Natural disasters are seen as acts of God. While it may be partly true, what Chennai is witnessing is clearly the act of human action or perhaps, lack of it. For many in the city, it’s a repeat telecast of the 2015 floods caused by Cyclone Vardha.

On 1 December, 2015, Chennai was pounded as it received its heaviest rainfall in decades. A parliamentary panel report later blamed the encroachment of lakes and floodplains for the floods.

“The city has learned nothing from its past,” says an angry Vaishali Vjaykumar, a resident of Aminjikarai.

“Namma Chennai has turned into naaruna Chennai (stinking Chennai), she grieves.

Vijaykumar is not alone in sharing this sentiment. WhatsApp groups and social media posts are replete with voices echoing a similar grievance.

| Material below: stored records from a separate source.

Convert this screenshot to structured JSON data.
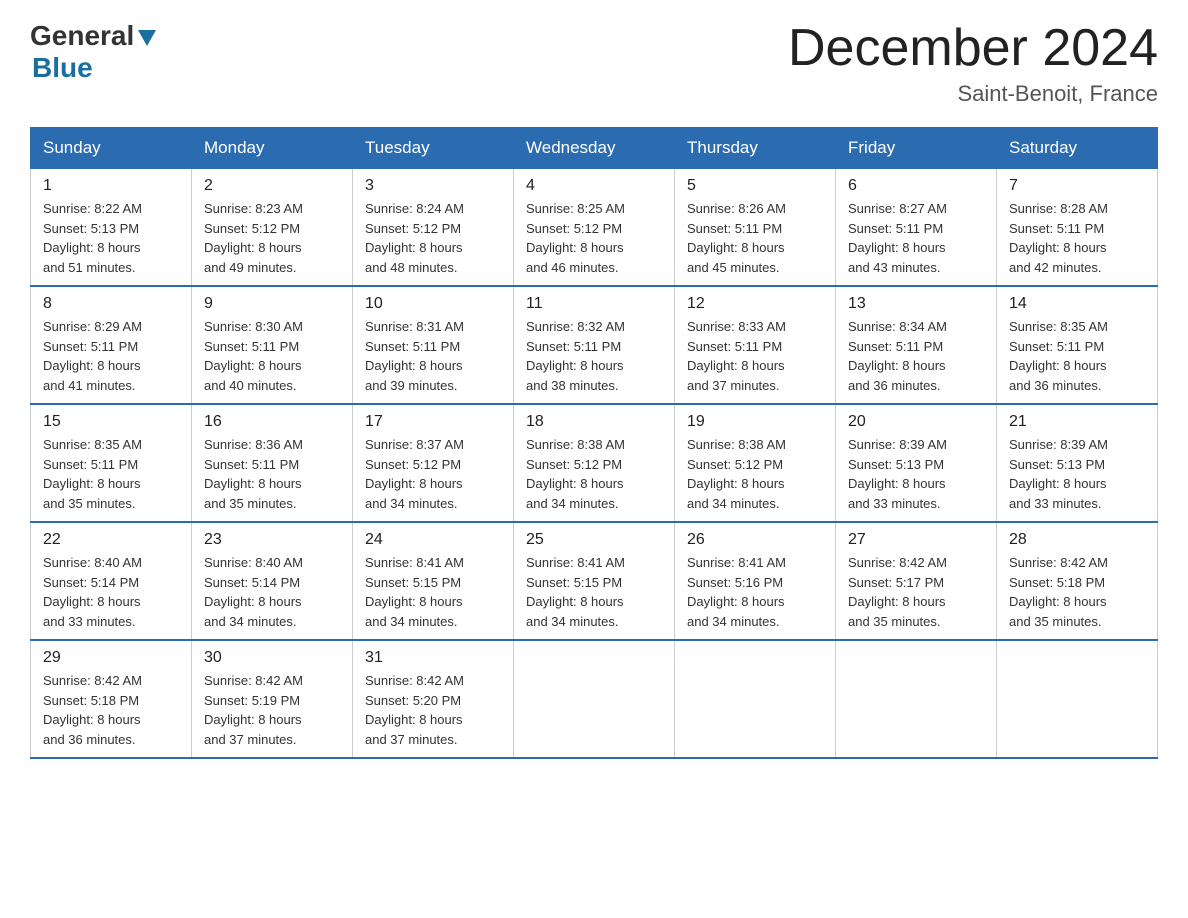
{
  "logo": {
    "general": "General",
    "arrow": "▶",
    "blue": "Blue"
  },
  "title": "December 2024",
  "subtitle": "Saint-Benoit, France",
  "headers": [
    "Sunday",
    "Monday",
    "Tuesday",
    "Wednesday",
    "Thursday",
    "Friday",
    "Saturday"
  ],
  "weeks": [
    [
      {
        "day": "1",
        "sunrise": "8:22 AM",
        "sunset": "5:13 PM",
        "daylight": "8 hours and 51 minutes."
      },
      {
        "day": "2",
        "sunrise": "8:23 AM",
        "sunset": "5:12 PM",
        "daylight": "8 hours and 49 minutes."
      },
      {
        "day": "3",
        "sunrise": "8:24 AM",
        "sunset": "5:12 PM",
        "daylight": "8 hours and 48 minutes."
      },
      {
        "day": "4",
        "sunrise": "8:25 AM",
        "sunset": "5:12 PM",
        "daylight": "8 hours and 46 minutes."
      },
      {
        "day": "5",
        "sunrise": "8:26 AM",
        "sunset": "5:11 PM",
        "daylight": "8 hours and 45 minutes."
      },
      {
        "day": "6",
        "sunrise": "8:27 AM",
        "sunset": "5:11 PM",
        "daylight": "8 hours and 43 minutes."
      },
      {
        "day": "7",
        "sunrise": "8:28 AM",
        "sunset": "5:11 PM",
        "daylight": "8 hours and 42 minutes."
      }
    ],
    [
      {
        "day": "8",
        "sunrise": "8:29 AM",
        "sunset": "5:11 PM",
        "daylight": "8 hours and 41 minutes."
      },
      {
        "day": "9",
        "sunrise": "8:30 AM",
        "sunset": "5:11 PM",
        "daylight": "8 hours and 40 minutes."
      },
      {
        "day": "10",
        "sunrise": "8:31 AM",
        "sunset": "5:11 PM",
        "daylight": "8 hours and 39 minutes."
      },
      {
        "day": "11",
        "sunrise": "8:32 AM",
        "sunset": "5:11 PM",
        "daylight": "8 hours and 38 minutes."
      },
      {
        "day": "12",
        "sunrise": "8:33 AM",
        "sunset": "5:11 PM",
        "daylight": "8 hours and 37 minutes."
      },
      {
        "day": "13",
        "sunrise": "8:34 AM",
        "sunset": "5:11 PM",
        "daylight": "8 hours and 36 minutes."
      },
      {
        "day": "14",
        "sunrise": "8:35 AM",
        "sunset": "5:11 PM",
        "daylight": "8 hours and 36 minutes."
      }
    ],
    [
      {
        "day": "15",
        "sunrise": "8:35 AM",
        "sunset": "5:11 PM",
        "daylight": "8 hours and 35 minutes."
      },
      {
        "day": "16",
        "sunrise": "8:36 AM",
        "sunset": "5:11 PM",
        "daylight": "8 hours and 35 minutes."
      },
      {
        "day": "17",
        "sunrise": "8:37 AM",
        "sunset": "5:12 PM",
        "daylight": "8 hours and 34 minutes."
      },
      {
        "day": "18",
        "sunrise": "8:38 AM",
        "sunset": "5:12 PM",
        "daylight": "8 hours and 34 minutes."
      },
      {
        "day": "19",
        "sunrise": "8:38 AM",
        "sunset": "5:12 PM",
        "daylight": "8 hours and 34 minutes."
      },
      {
        "day": "20",
        "sunrise": "8:39 AM",
        "sunset": "5:13 PM",
        "daylight": "8 hours and 33 minutes."
      },
      {
        "day": "21",
        "sunrise": "8:39 AM",
        "sunset": "5:13 PM",
        "daylight": "8 hours and 33 minutes."
      }
    ],
    [
      {
        "day": "22",
        "sunrise": "8:40 AM",
        "sunset": "5:14 PM",
        "daylight": "8 hours and 33 minutes."
      },
      {
        "day": "23",
        "sunrise": "8:40 AM",
        "sunset": "5:14 PM",
        "daylight": "8 hours and 34 minutes."
      },
      {
        "day": "24",
        "sunrise": "8:41 AM",
        "sunset": "5:15 PM",
        "daylight": "8 hours and 34 minutes."
      },
      {
        "day": "25",
        "sunrise": "8:41 AM",
        "sunset": "5:15 PM",
        "daylight": "8 hours and 34 minutes."
      },
      {
        "day": "26",
        "sunrise": "8:41 AM",
        "sunset": "5:16 PM",
        "daylight": "8 hours and 34 minutes."
      },
      {
        "day": "27",
        "sunrise": "8:42 AM",
        "sunset": "5:17 PM",
        "daylight": "8 hours and 35 minutes."
      },
      {
        "day": "28",
        "sunrise": "8:42 AM",
        "sunset": "5:18 PM",
        "daylight": "8 hours and 35 minutes."
      }
    ],
    [
      {
        "day": "29",
        "sunrise": "8:42 AM",
        "sunset": "5:18 PM",
        "daylight": "8 hours and 36 minutes."
      },
      {
        "day": "30",
        "sunrise": "8:42 AM",
        "sunset": "5:19 PM",
        "daylight": "8 hours and 37 minutes."
      },
      {
        "day": "31",
        "sunrise": "8:42 AM",
        "sunset": "5:20 PM",
        "daylight": "8 hours and 37 minutes."
      },
      null,
      null,
      null,
      null
    ]
  ],
  "labels": {
    "sunrise": "Sunrise:",
    "sunset": "Sunset:",
    "daylight": "Daylight:"
  }
}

With roads clogged with rain water and no sign of medical support, many took to social media seeking help.

Engaloda situation romba mosama aguthu plz help pannunga innum kolandthaigal sapda ethume illama irukku vakkarakuda idam illama irukkom (Our situation is really bad, my children haven’t eaten any food)”, pleaded a member, residing in Kannigapuram, on one of the WhatsApp flood relief groups.

Also Read: Michaung landfall between Nellore, Machilipatnam on 5 Dec

Ground reality

Lack of power and Internet connectivity had Shanthi Ramachandran worried about her family and close friends.

“My close friend at Ashok Nagar Indira colony and my cousin on Thiruvanmiyur’s Valmiki street had to move to a safer place from their ground floor apartment. Also, my nephew who stays on McNichols Road said that their basement is fully submerged in water. Even my grandson and my son are stranded in KK Nagar, which is full of water and we are unable to commute even a km by foot to help them,” she worries, asking if this reporter is safe.

Also read: Tamil Nadu rains: 5 dead in freak lightning strikes across state

Crawling danger

Beyond this nightmare, the horrors faced by Velachery resident Valentia involved the crawlies, and it was closer home, literally.

“There were snakes in our apartment building. One was killed in a nearby block. Another tried to enter the house behind us. Since water entered into our home, we came upstairs with some essentials to stay with our neighbours,” she shares.

Like most of Chennai, Valentia and her family too have been surviving without any mobile network. “We try to switch on our phones once in a while to check the situation,” she says.

“A 20-year-old Nithya malli tree’s branches fell down in the storm last night, outside my house. I am thankful that no one got hurt,” shares Ramachandran.

Residents of Five Furlong Road in Velachery were in for a shock when a petrol bunk caved in near a construction site. The rescue operations team evacuated the area and rescued people on the road

Meanwhile, one user pointed out the state of affairs at a building in Pallikaranai.

While traditionally monsoon clouds are known to bring hope and cheer, in Chennai, it seems to signal disaster.